Songs For Walter is the culmination of a five year project that sees Hulme deliver an unusually intimate character study of his late grandfather, sung from the perspective of Walter himself. Many of the tracks have been performed live for several years and his debut EP was lauded by Tom Ravenscroft on BBC 6Music as far back as 2012, but it is only now that Hulme has pulled his batch of Walter-themed songs together with a full band for the first time.
Co-produced with his cousin Ed and recorded in a range of bedrooms, bathrooms, corridors and cellars, the resulting album has a resolutely lo-fi, unpretentious feel one might expect from someone who, far from living off a juicy record contract, still teaches school guitar lessons once a week. There are so many reasons to like Songs For Walter but unfortunately, as an album it is rather underwhelming overall. The effort and passion that has gone into the thirteen songs here is undeniable, but in many cases they fail to take flight.
Having said that, the Walter narrative is a definite success. The first person approach is original and effective, whether it’s Walter reflecting on the Second World War in Dunkirk, wistfully recalling a first date on Meet Me At The Empire, or even being painted head to toe in iodine on his wedding day on Purple Blue. We also get a deeper insight into Walter’s views on the world, ranging from the futility of communism on Useless to his antipathy towards space travel on Moon/Two Out Of Ten.
It’s all infused with the kind of warmth and respect that only this kind of deep empathy with a person can generate. It’s just such a shame that the melodies and music framing these engaging tales of Walter don’t quite do the lyrics justice. There are videos online of Hulme performing some of these songs acoustically and one is left with a unavoidable sense that his fragile, introspective compositions are better suited to a minimal accompaniment, so the powerful storytelling can really shine through.

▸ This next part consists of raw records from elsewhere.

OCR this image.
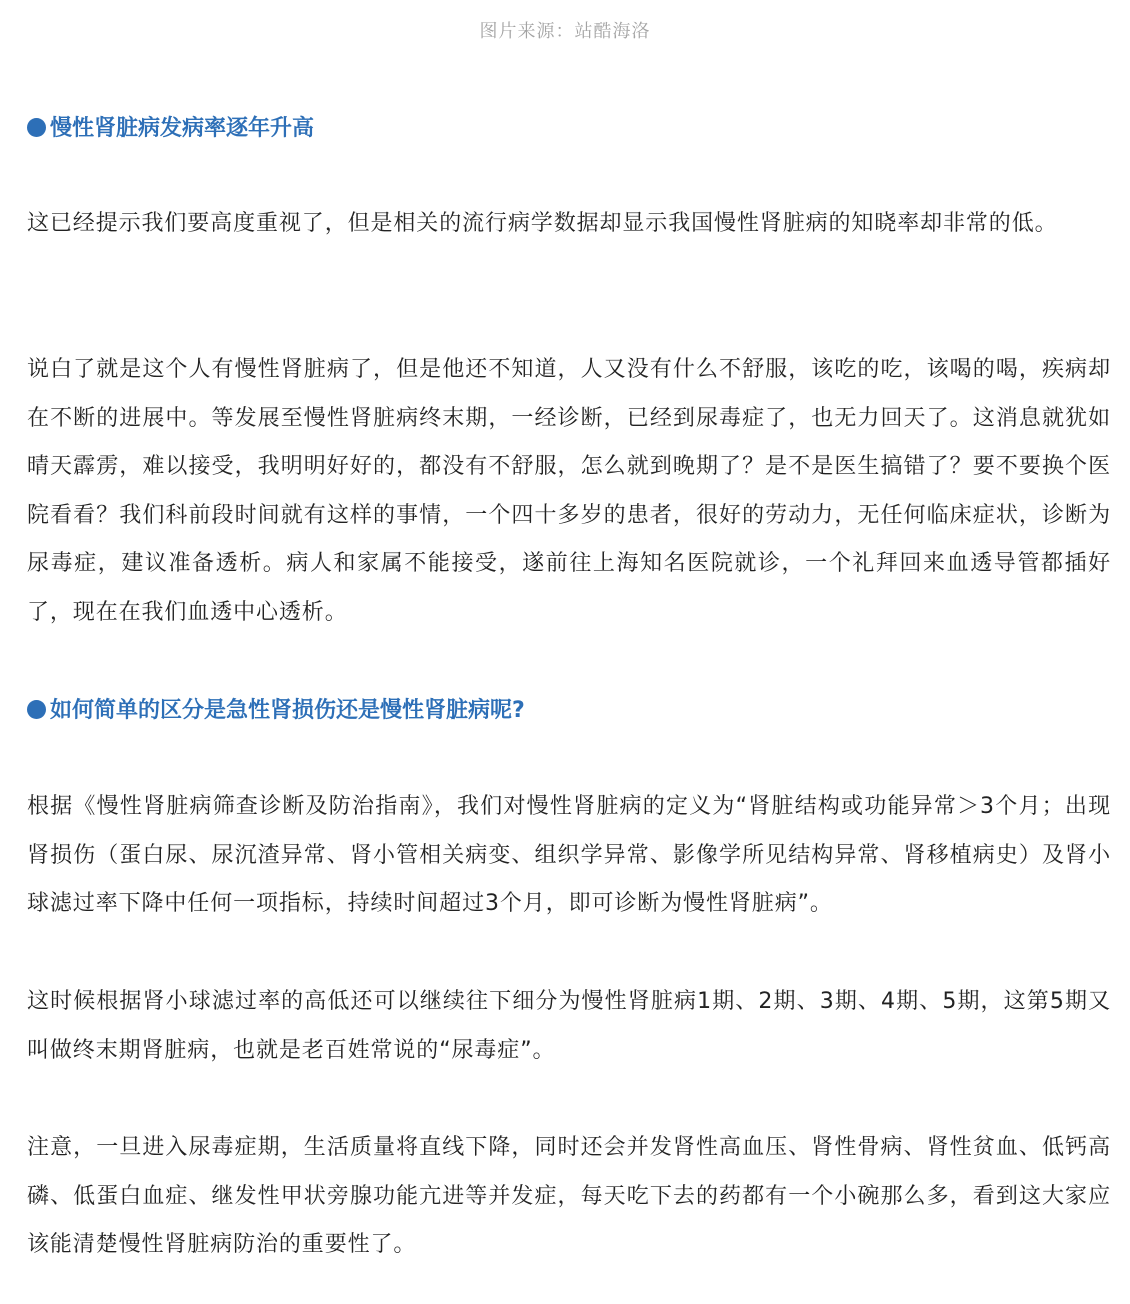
图片来源：站酷海洛
慢性肾脏病发病率逐年升高

这已经提示我们要高度重视了，但是相关的流行病学数据却显示我国慢性肾脏病的知晓率却非常的低。

说白了就是这个人有慢性肾脏病了，但是他还不知道，人又没有什么不舒服，该吃的吃，该喝的喝，疾病却在不断的进展中。等发展至慢性肾脏病终末期，一经诊断，已经到尿毒症了，也无力回天了。这消息就犹如晴天霹雳，难以接受，我明明好好的，都没有不舒服，怎么就到晚期了？是不是医生搞错了？要不要换个医院看看？我们科前段时间就有这样的事情，一个四十多岁的患者，很好的劳动力，无任何临床症状，诊断为尿毒症，建议准备透析。病人和家属不能接受，遂前往上海知名医院就诊，一个礼拜回来血透导管都插好了，现在在我们血透中心透析。

如何简单的区分是急性肾损伤还是慢性肾脏病呢?

根据《慢性肾脏病筛查诊断及防治指南》，我们对慢性肾脏病的定义为“肾脏结构或功能异常＞3个月；出现肾损伤（蛋白尿、尿沉渣异常、肾小管相关病变、组织学异常、影像学所见结构异常、肾移植病史）及肾小球滤过率下降中任何一项指标，持续时间超过3个月，即可诊断为慢性肾脏病”。

这时候根据肾小球滤过率的高低还可以继续往下细分为慢性肾脏病1期、2期、3期、4期、5期，这第5期又叫做终末期肾脏病，也就是老百姓常说的“尿毒症”。

注意，一旦进入尿毒症期，生活质量将直线下降，同时还会并发肾性高血压、肾性骨病、肾性贫血、低钙高磷、低蛋白血症、继发性甲状旁腺功能亢进等并发症，每天吃下去的药都有一个小碗那么多，看到这大家应该能清楚慢性肾脏病防治的重要性了。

In contrast, on Songs For Walter, Hulme’s thin reedy voice struggles to assert itself against what is often a muscular, multi-layered electric guitar driven backdrop. The choruses feel a little overcooked, lacking the killer hooks to propel them skywards, and the twee jauntiness of tracks like Flowers On The Windowsill bring back unwelcome memories of American dweeb pop acts such as They Might Be Giants.
It’s no coincidence that the album is at its strongest on the less cluttered songs, like the simple unadorned strum of Nick’s Song. At his best, you can see Hulme as a more eccentric British answer to Bon Iver, or a less bombastic Frank Turner. But all too often he simply doesn’t live up to his promise and as a result, Songs To Walter doesn’t linger in the memory as much as it could, or should.